- First appearance: Series 1, Episode 1
- Last appearance: Spooks: The Greater Good
- Portrayed by: Peter Firth

In-universe information
- Gender: Male
- Occupation: Head of MI5 counter-terrorism department - "Section D" (1994–2015)
- Family: Ben Pearce (brother)
- Spouse: Jane Townsend (1977–1986; divorced)
- Children: Catherine Townsend (daughter) Graham Pearce (son)

= Harry Pearce =

Fictional character from spooks

Sir Henry James Pearce, KBE (born 1 November 1953) is a fictional character, head of the counter-terrorism department ("Section D") of MI5 as featured in the British television series Spooks. He was played by Peter Firth during the whole run of the series from 2002 to 2011, and reprised for the 2015 film, Spooks: The Greater Good.

==Career==

After attending the University of Oxford, Pearce went to the Royal Military Academy Sandhurst before joining the Light Blue Dragoons. Upon leaving the army he joined MI5 where he completed his training in June 1977.

Pearce was then seconded to the Secret Intelligence Service (aka MI6), where he was stationed in Paris, under Juliet Shaw. During this time he worked in Iran, where he had an affair with Shaw.

On his return to MI5, Pearce was assigned to Section D, the counter-terrorism department (then at Gower Street), where he was a junior field officer, then senior field officer, and during the events of the series head of department.

In Series 6, Episode 3, Harry received a letter from 10 Downing Street, informing him that The Queen wished to bestow a knighthood upon him. He was already a Commander of the Order of the British Empire, the grade immediately below that of Knight Commander, which he now is.

==Personal life==
In Series 3, Pearce was revealed to be divorced, with two children. It had been previously mentioned that he had not told his wife what his profession was until their wedding day (15 June 1977). He met his wife, Jane, an English teacher, during their studies at Oxford. They had a daughter, Catherine, on 25 April 1980, followed by a son, Graham, on 18 June 1983, before "Jane filed for divorce, citing irreconcilable differences" in October 1986.

While his ex-wife and son have never appeared on screen, Pearce's daughter, portrayed by Caroline Carver, appeared in Series 3, Episode 4 – at the start of the episode he regarded her as emotional and as one to "spot a bird with a broken wing", but in the course of the episode's events, he shows how deeply he cares for her and has grown to respect her intelligence.

Harry had an ongoing relationship with Ruth Evershed, another one of the main characters.

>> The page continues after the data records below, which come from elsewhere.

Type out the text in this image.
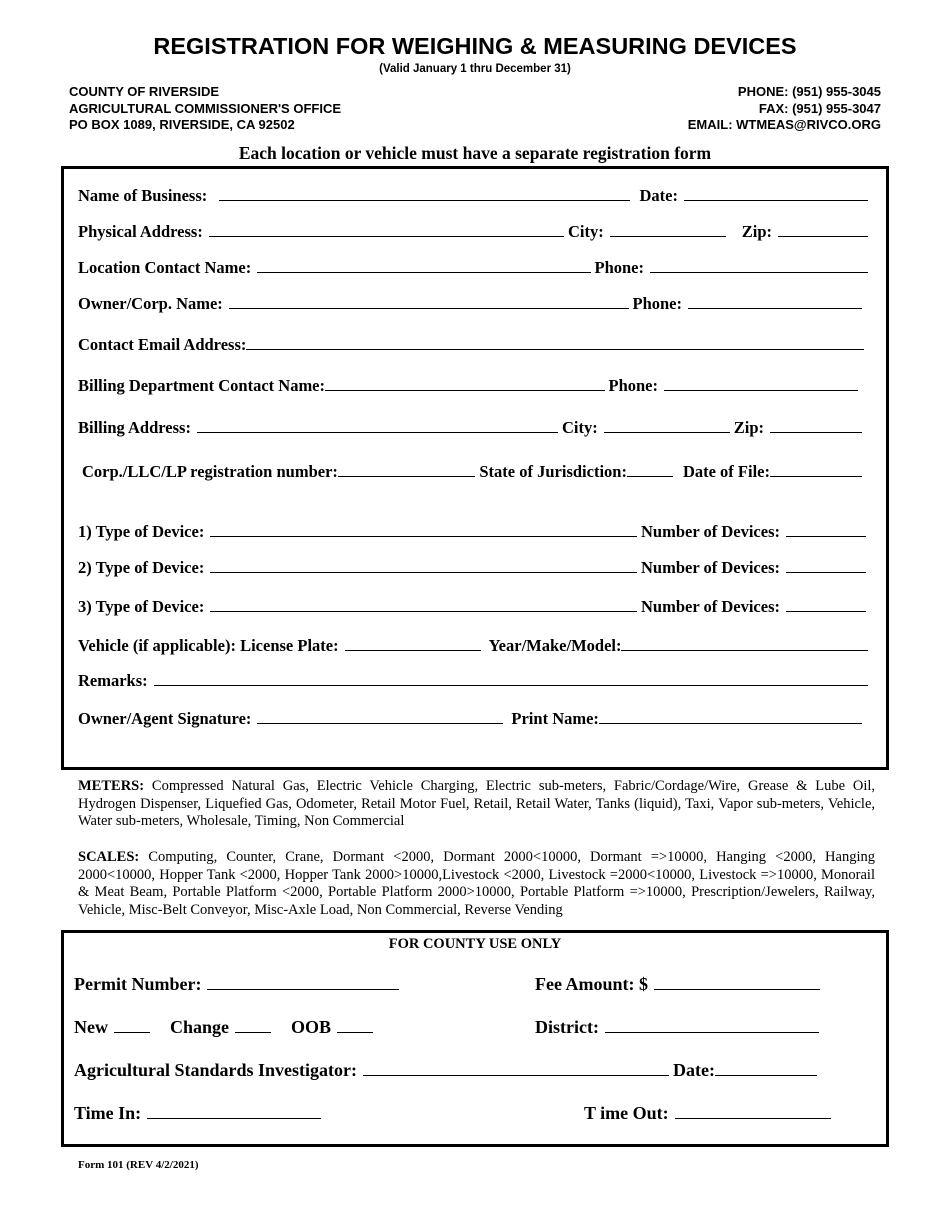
REGISTRATION FOR WEIGHING & MEASURING DEVICES
(Valid January 1 thru December 31)
COUNTY OF RIVERSIDE
AGRICULTURAL COMMISSIONER'S OFFICE
PO BOX 1089, RIVERSIDE, CA 92502
PHONE: (951) 955-3045
FAX: (951) 955-3047
EMAIL: WTMEAS@RIVCO.ORG
Each location or vehicle must have a separate registration form
Name of Business:	Date:
Physical Address:	City:	Zip:
Location Contact Name:	Phone:
Owner/Corp. Name:	Phone:
Contact Email Address:
Billing Department Contact Name:	Phone:
Billing Address:	City:	Zip:
Corp./LLC/LP registration number:	State of Jurisdiction:	Date of File:
1) Type of Device:	Number of Devices:
2) Type of Device:	Number of Devices:
3) Type of Device:	Number of Devices:
Vehicle (if applicable): License Plate:	Year/Make/Model:
Remarks:
Owner/Agent Signature:	Print Name:
METERS: Compressed Natural Gas, Electric Vehicle Charging, Electric sub-meters, Fabric/Cordage/Wire, Grease & Lube Oil, Hydrogen Dispenser, Liquefied Gas, Odometer, Retail Motor Fuel, Retail, Retail Water, Tanks (liquid), Taxi, Vapor sub-meters, Vehicle, Water sub-meters, Wholesale, Timing, Non Commercial
SCALES: Computing, Counter, Crane, Dormant <2000, Dormant 2000<10000, Dormant =>10000, Hanging <2000, Hanging 2000<10000, Hopper Tank <2000, Hopper Tank 2000>10000,Livestock <2000, Livestock =2000<10000, Livestock =>10000, Monorail & Meat Beam, Portable Platform <2000, Portable Platform 2000>10000, Portable Platform =>10000, Prescription/Jewelers, Railway, Vehicle, Misc-Belt Conveyor, Misc-Axle Load, Non Commercial, Reverse Vending
FOR COUNTY USE ONLY
Permit Number:	Fee Amount: $
New	Change	OOB	District:
Agricultural Standards Investigator:	Date:
Time In:	T ime Out:
Form 101 (REV 4/2/2021)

Over the years, it appears that they formed a strong bond. In Series 4, the two became closer, forming a good working relationship as well as an unsaid personal connection.
At the very beginning of series 5, he realized that he was in love with her. Their relationship was brought to a head in series 5, when he worked up the courage to ask her to dinner. However, Ruth, upset by what her colleagues thought of the relationship, called it off at the end of the episode.

==Reception==
This character was considered by many fans to be the pillar of the show, providing both a backbone to the team and was often the cause of many of the comic relief situations present in the series, most notably in his exchanges during series 1 with Jools Siviter, played by Hugh Laurie. Another comic theme includes Harry getting annoyed every time someone would enter his office without knocking. This grew so much that in the series three finale, when Ruth came to warn him that something was wrong, Harry guessed it because she had knocked.

He is well respected by his colleagues and survives four cliffhangers where it appears he is about to be killed (series 2, series 4, series 7 and series 9) and the tenth series is a plotline that revolves around Harry; his past and his relationship with Ruth.

He was the only character to have appeared in every single episode in the show.

Benji Wilson of The Daily Telegraph in describing Harry and Ruth's relationship commented that "(Ruth's) scenes with Peter Firth, another fine player, have become self-contained little bubbles of weltschmerz within every recent episode".